Clinical meaning
Kawasaki disease (KD) is an acute systemic vasculitis of unknown etiology that predominantly affects children under 5 years of age. It is the leading cause of acquired heart disease in children in developed countries. The disease targets medium-sized muscular arteries, with a particular tropism for the coronary arteries.
The pathogenesis involves a dysregulated immune response triggered by an unknown agent (likely infectious) in genetically susceptible children. The inflammatory process progresses through three pathological phases in the coronary arteries: (1) acute necrotizing arteritis (first 2 weeks) with neutrophilic infiltration of the arterial wall destroying the intima, media, and internal elastic lamina; (2) subacute/chronic vasculitis (weeks 2-8) with lymphocytic and plasma cell infiltration causing progressive arterial wall weakening; and (3) luminal myofibroblastic proliferation (months to years) where intimal thickening can cause stenosis.

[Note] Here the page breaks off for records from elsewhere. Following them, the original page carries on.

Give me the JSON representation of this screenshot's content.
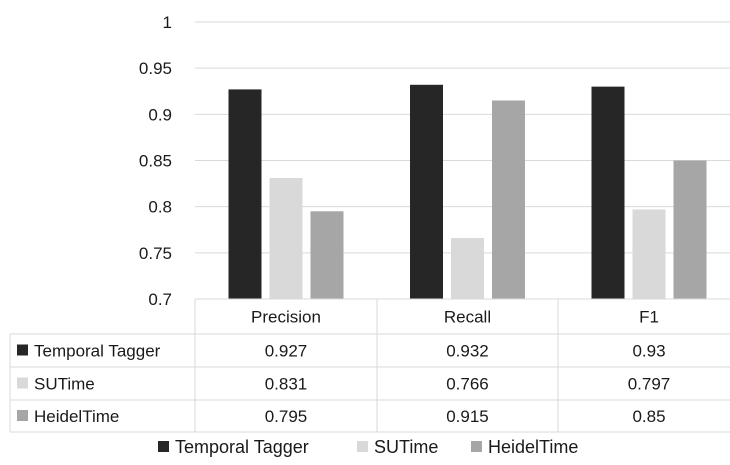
{
  "chart_data": {
    "type": "bar",
    "categories": [
      "Precision",
      "Recall",
      "F1"
    ],
    "series": [
      {
        "name": "Temporal Tagger",
        "values": [
          0.927,
          0.932,
          0.93
        ],
        "color": "#262626"
      },
      {
        "name": "SUTime",
        "values": [
          0.831,
          0.766,
          0.797
        ],
        "color": "#d9d9d9"
      },
      {
        "name": "HeidelTime",
        "values": [
          0.795,
          0.915,
          0.85
        ],
        "color": "#a6a6a6"
      }
    ],
    "ylim": [
      0.7,
      1
    ],
    "yticks": [
      "0.7",
      "0.75",
      "0.8",
      "0.85",
      "0.9",
      "0.95",
      "1"
    ],
    "table": {
      "rows": [
        {
          "label": "Temporal Tagger",
          "cells": [
            "0.927",
            "0.932",
            "0.93"
          ]
        },
        {
          "label": "SUTime",
          "cells": [
            "0.831",
            "0.766",
            "0.797"
          ]
        },
        {
          "label": "HeidelTime",
          "cells": [
            "0.795",
            "0.915",
            "0.85"
          ]
        }
      ]
    },
    "gridlines": true,
    "legend_position": "bottom"
  }
}
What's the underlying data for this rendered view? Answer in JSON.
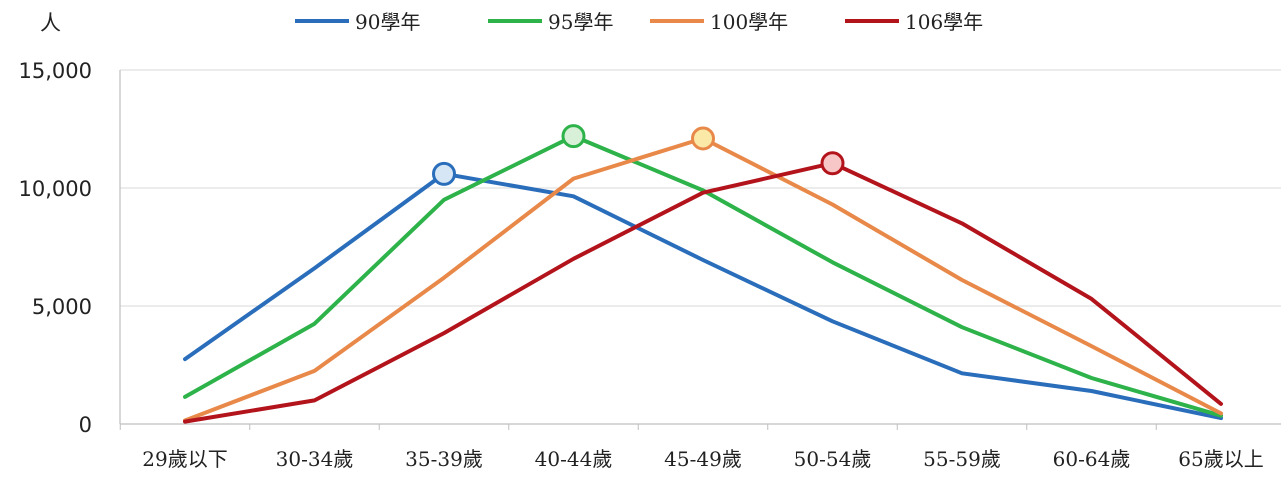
{
  "chart_data": {
    "type": "line",
    "ylabel": "人",
    "ylim": [
      0,
      15000
    ],
    "yticks": [
      "0",
      "5,000",
      "10,000",
      "15,000"
    ],
    "ytick_values": [
      0,
      5000,
      10000,
      15000
    ],
    "categories": [
      "29歲以下",
      "30-34歲",
      "35-39歲",
      "40-44歲",
      "45-49歲",
      "50-54歲",
      "55-59歲",
      "60-64歲",
      "65歲以上"
    ],
    "grid": true,
    "legend_position": "top",
    "series": [
      {
        "name": "90學年",
        "color": "#2a6ebb",
        "peak_fill": "#d6e6f5",
        "values": [
          2750,
          6600,
          10600,
          9650,
          6950,
          4350,
          2150,
          1400,
          250
        ],
        "peak_index": 2
      },
      {
        "name": "95學年",
        "color": "#2db34a",
        "peak_fill": "#d8f0d8",
        "values": [
          1150,
          4250,
          9500,
          12200,
          9900,
          6850,
          4100,
          1950,
          350
        ],
        "peak_index": 3
      },
      {
        "name": "100學年",
        "color": "#e8894a",
        "peak_fill": "#fbe9a8",
        "values": [
          150,
          2250,
          6200,
          10400,
          12100,
          9300,
          6100,
          3300,
          450
        ],
        "peak_index": 4
      },
      {
        "name": "106學年",
        "color": "#b3141c",
        "peak_fill": "#f7c6c6",
        "values": [
          100,
          1000,
          3850,
          7000,
          9800,
          11050,
          8500,
          5300,
          850
        ],
        "peak_index": 5
      }
    ]
  }
}
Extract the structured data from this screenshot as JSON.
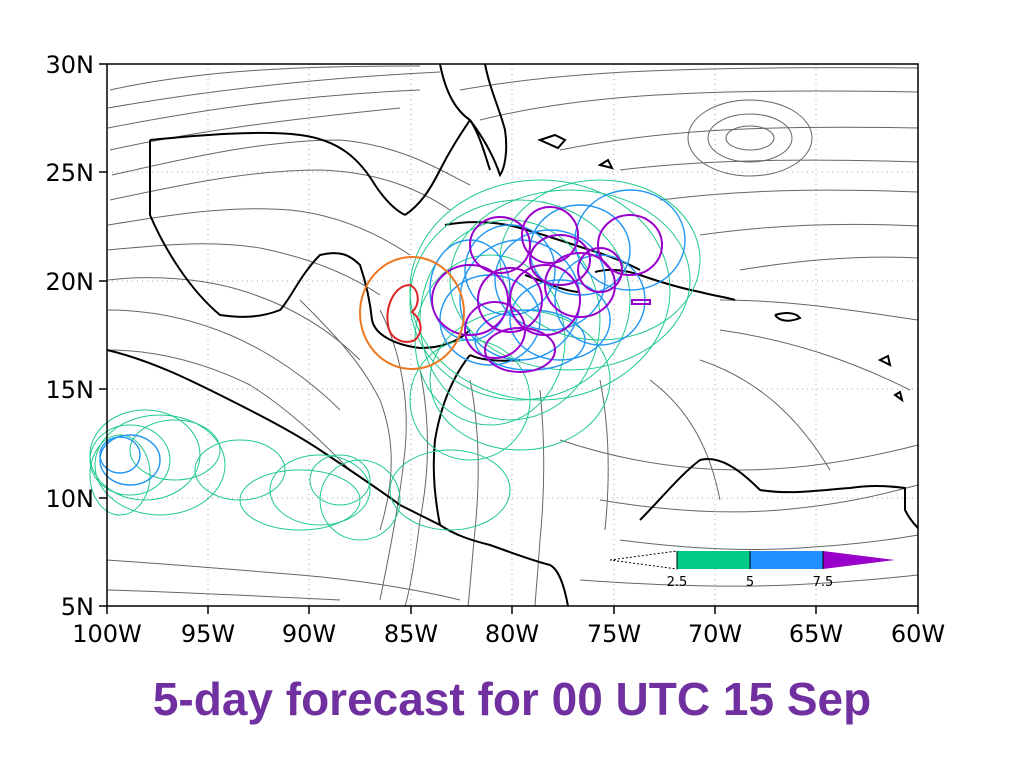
{
  "caption": "5-day forecast for 00 UTC 15 Sep",
  "map": {
    "lat_ticks": [
      "30N",
      "25N",
      "20N",
      "15N",
      "10N",
      "5N"
    ],
    "lon_ticks": [
      "100W",
      "95W",
      "90W",
      "85W",
      "80W",
      "75W",
      "70W",
      "65W",
      "60W"
    ],
    "lat_range": [
      5,
      30
    ],
    "lon_range": [
      -100,
      -60
    ],
    "grid": "dotted"
  },
  "colorbar": {
    "labels": [
      "2.5",
      "5",
      "7.5"
    ],
    "colors": [
      "#00cc88",
      "#1e90ff",
      "#9900cc"
    ]
  },
  "colors": {
    "caption": "#7030a0",
    "streamline": "#666666",
    "coast": "#000000",
    "teal": "#1fc98c",
    "blue": "#2196f3",
    "purple": "#9900cc",
    "orange": "#ee7722",
    "red": "#dd2222"
  }
}
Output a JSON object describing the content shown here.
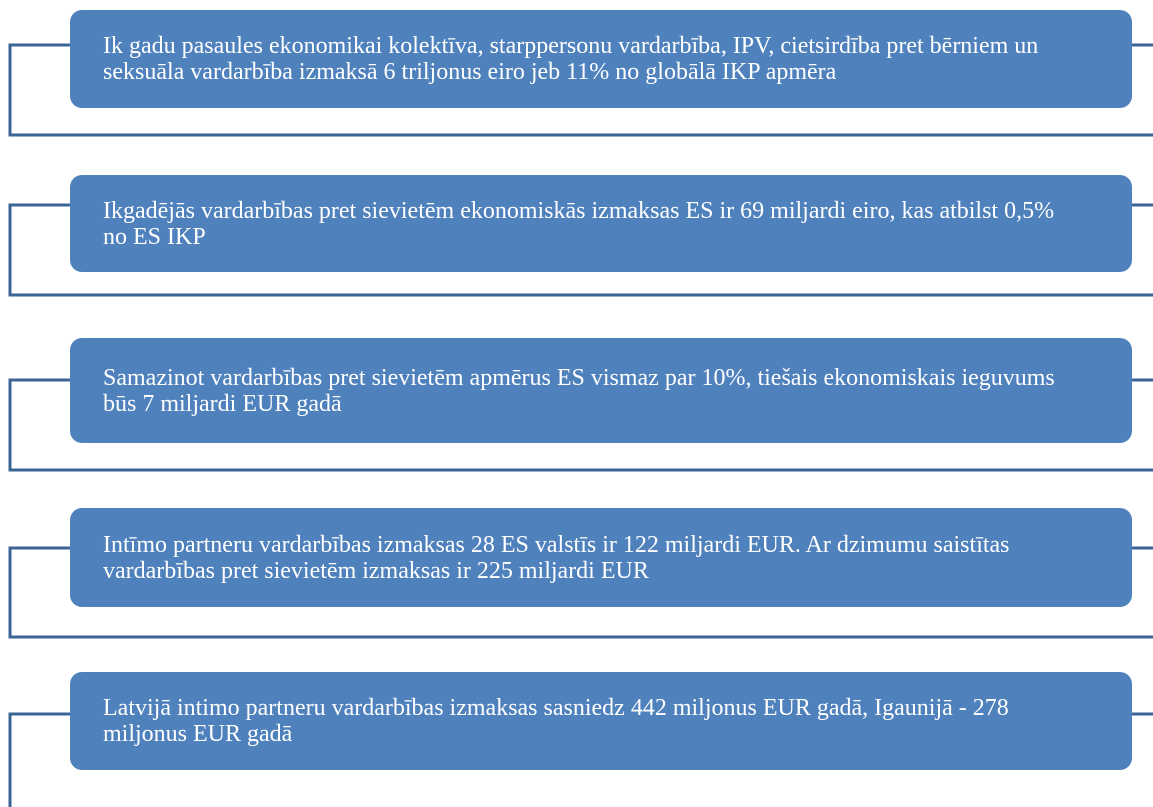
{
  "items": [
    "Ik gadu pasaules ekonomikai kolektīva, starppersonu vardarbība, IPV, cietsirdība pret bērniem un seksuāla vardarbība izmaksā 6 triljonus eiro jeb 11% no globālā IKP apmēra",
    "Ikgadējās vardarbības pret sievietēm ekonomiskās izmaksas ES ir 69 miljardi eiro, kas atbilst 0,5% no ES IKP",
    "Samazinot vardarbības pret sievietēm apmērus ES vismaz par 10%, tiešais ekonomiskais ieguvums būs 7 miljardi EUR gadā",
    "Intīmo partneru vardarbības izmaksas 28 ES valstīs ir 122 miljardi EUR. Ar dzimumu saistītas vardarbības pret sievietēm izmaksas ir 225 miljardi EUR",
    "Latvijā intimo partneru vardarbības izmaksas sasniedz 442 miljonus EUR gadā, Igaunijā - 278 miljonus EUR gadā"
  ]
}
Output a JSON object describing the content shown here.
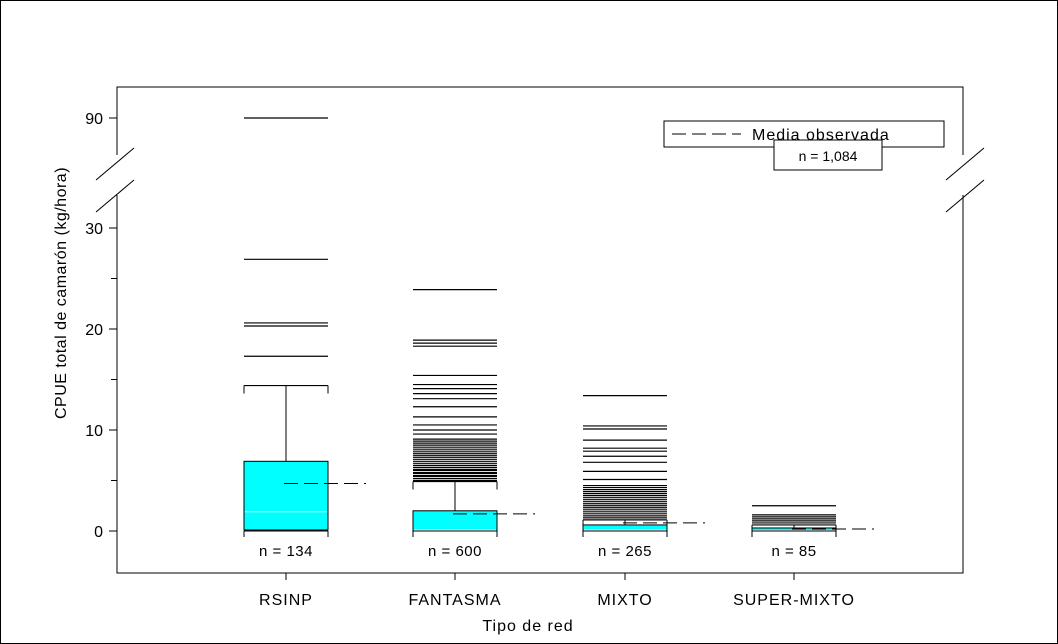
{
  "chart_data": {
    "type": "box",
    "xlabel": "Tipo de red",
    "ylabel": "CPUE total de camarón (kg/hora)",
    "y_axis_break": true,
    "yticks": [
      {
        "value": 0,
        "label": "0"
      },
      {
        "value": 10,
        "label": "10"
      },
      {
        "value": 20,
        "label": "20"
      },
      {
        "value": 30,
        "label": "30"
      },
      {
        "value": 90,
        "label": "90"
      }
    ],
    "categories": [
      "RSINP",
      "FANTASMA",
      "MIXTO",
      "SUPER-MIXTO"
    ],
    "legend": {
      "label": "Media observada",
      "position": "top-right"
    },
    "total_n_label": "n = 1,084",
    "box_color": "#00ffff",
    "mean_line_style": "dashed",
    "series": [
      {
        "category": "RSINP",
        "n_label": "n = 134",
        "q1": 0.1,
        "median": 1.9,
        "q3": 6.9,
        "whisker_low": 0,
        "whisker_high": 14.4,
        "mean": 4.7,
        "outliers": [
          17.3,
          20.3,
          20.6,
          26.9,
          90.0
        ]
      },
      {
        "category": "FANTASMA",
        "n_label": "n = 600",
        "q1": 0,
        "median": 0.1,
        "q3": 2.0,
        "whisker_low": 0,
        "whisker_high": 4.9,
        "mean": 1.7,
        "outliers": [
          5.0,
          5.2,
          5.4,
          5.5,
          5.7,
          5.8,
          6.0,
          6.1,
          6.3,
          6.5,
          6.7,
          6.9,
          7.1,
          7.3,
          7.5,
          7.7,
          7.9,
          8.1,
          8.3,
          8.5,
          8.7,
          8.9,
          9.1,
          9.6,
          10.0,
          10.5,
          11.3,
          12.3,
          13.1,
          13.6,
          14.1,
          14.5,
          15.4,
          18.3,
          18.6,
          18.9,
          23.9
        ]
      },
      {
        "category": "MIXTO",
        "n_label": "n = 265",
        "q1": 0,
        "median": 0.1,
        "q3": 0.6,
        "whisker_low": 0,
        "whisker_high": 1.1,
        "mean": 0.8,
        "outliers": [
          1.3,
          1.5,
          1.7,
          1.9,
          2.1,
          2.3,
          2.5,
          2.7,
          2.9,
          3.1,
          3.3,
          3.5,
          3.7,
          3.9,
          4.1,
          4.3,
          4.5,
          5.1,
          5.9,
          6.8,
          7.4,
          7.9,
          8.2,
          9.0,
          10.1,
          10.4,
          13.4
        ]
      },
      {
        "category": "SUPER-MIXTO",
        "n_label": "n = 85",
        "q1": 0,
        "median": 0.05,
        "q3": 0.3,
        "whisker_low": 0,
        "whisker_high": 0.6,
        "mean": 0.2,
        "outliers": [
          0.8,
          1.0,
          1.2,
          1.4,
          1.6,
          2.5
        ]
      }
    ]
  }
}
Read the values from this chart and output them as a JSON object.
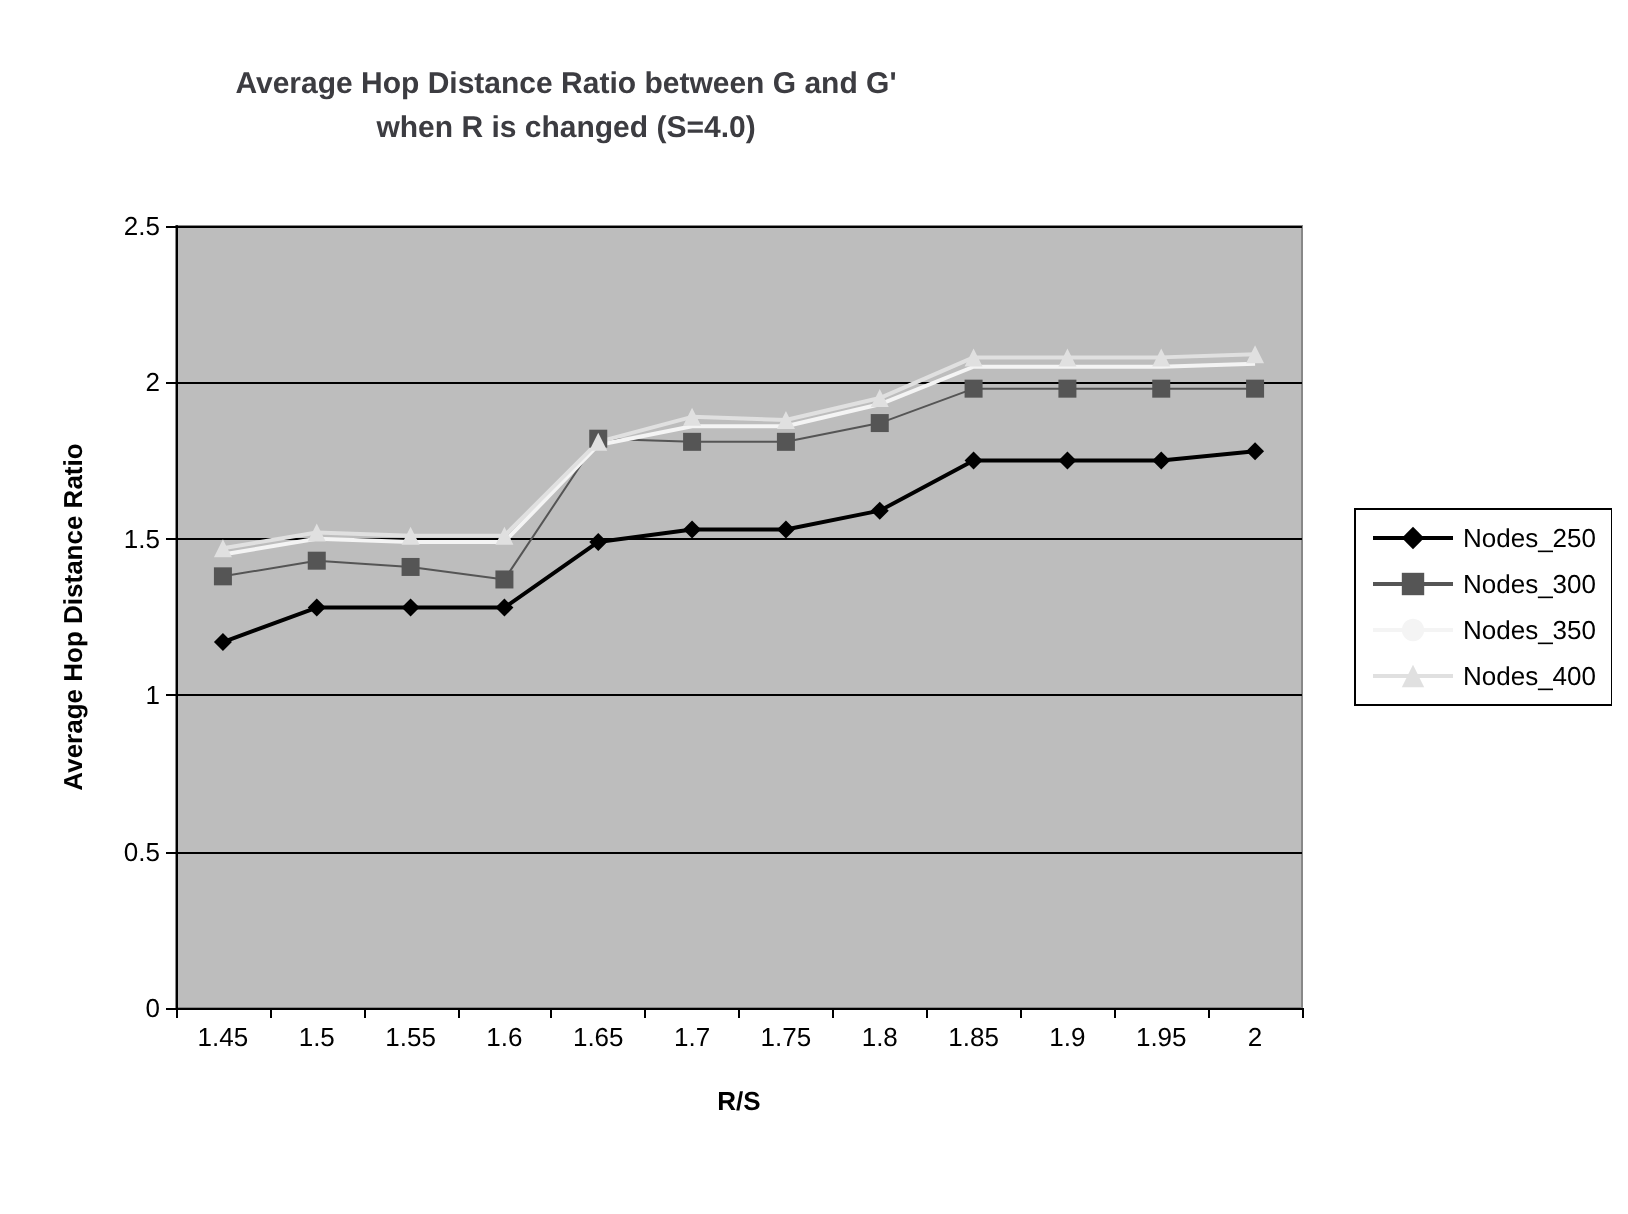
{
  "chart_data": {
    "type": "line",
    "title": "Average Hop Distance Ratio between G and G'\nwhen R is changed (S=4.0)",
    "xlabel": "R/S",
    "ylabel": "Average Hop Distance Ratio",
    "categories": [
      "1.45",
      "1.5",
      "1.55",
      "1.6",
      "1.65",
      "1.7",
      "1.75",
      "1.8",
      "1.85",
      "1.9",
      "1.95",
      "2"
    ],
    "series": [
      {
        "name": "Nodes_250",
        "color": "#000000",
        "marker": "diamond",
        "values": [
          1.17,
          1.28,
          1.28,
          1.28,
          1.49,
          1.53,
          1.53,
          1.59,
          1.75,
          1.75,
          1.75,
          1.78
        ]
      },
      {
        "name": "Nodes_300",
        "color": "#555555",
        "marker": "square",
        "values": [
          1.38,
          1.43,
          1.41,
          1.37,
          1.82,
          1.81,
          1.81,
          1.87,
          1.98,
          1.98,
          1.98,
          1.98
        ]
      },
      {
        "name": "Nodes_350",
        "color": "#f4f4f4",
        "marker": "none",
        "values": [
          1.45,
          1.5,
          1.49,
          1.49,
          1.8,
          1.86,
          1.86,
          1.93,
          2.05,
          2.05,
          2.05,
          2.06
        ]
      },
      {
        "name": "Nodes_400",
        "color": "#e0e0e0",
        "marker": "triangle",
        "values": [
          1.47,
          1.52,
          1.51,
          1.51,
          1.81,
          1.89,
          1.88,
          1.95,
          2.08,
          2.08,
          2.08,
          2.09
        ]
      }
    ],
    "ylim": [
      0,
      2.5
    ],
    "yticks": [
      0,
      0.5,
      1,
      1.5,
      2,
      2.5
    ],
    "grid": "y",
    "legend": "right"
  }
}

Coronary artery aneurysms develop in 15-25% of untreated children, most commonly in the proximal left anterior descending (LAD) and right coronary artery (RCA). Aneurysm formation occurs because inflammation destroys the structural integrity of the arterial wall (particularly the media and elastic lamina), allowing the vessel to dilate under arterial pressure. Giant coronary aneurysms (>8 mm diameter or >4x normal vessel diameter) carry the highest risk of thrombosis, stenosis, and myocardial infarction.
Other cardiac complications include myocarditis (which occurs in the acute phase in up to 50-70% of cases, causing tachycardia and reduced contractility), pericarditis with pericardial effusion, valvular regurgitation (particularly mitral regurgitation), and conduction abnormalities. Long-term, coronary artery aneurysms may thrombose (causing MI), develop stenosis from intimal proliferation, or rupture (rare but fatal).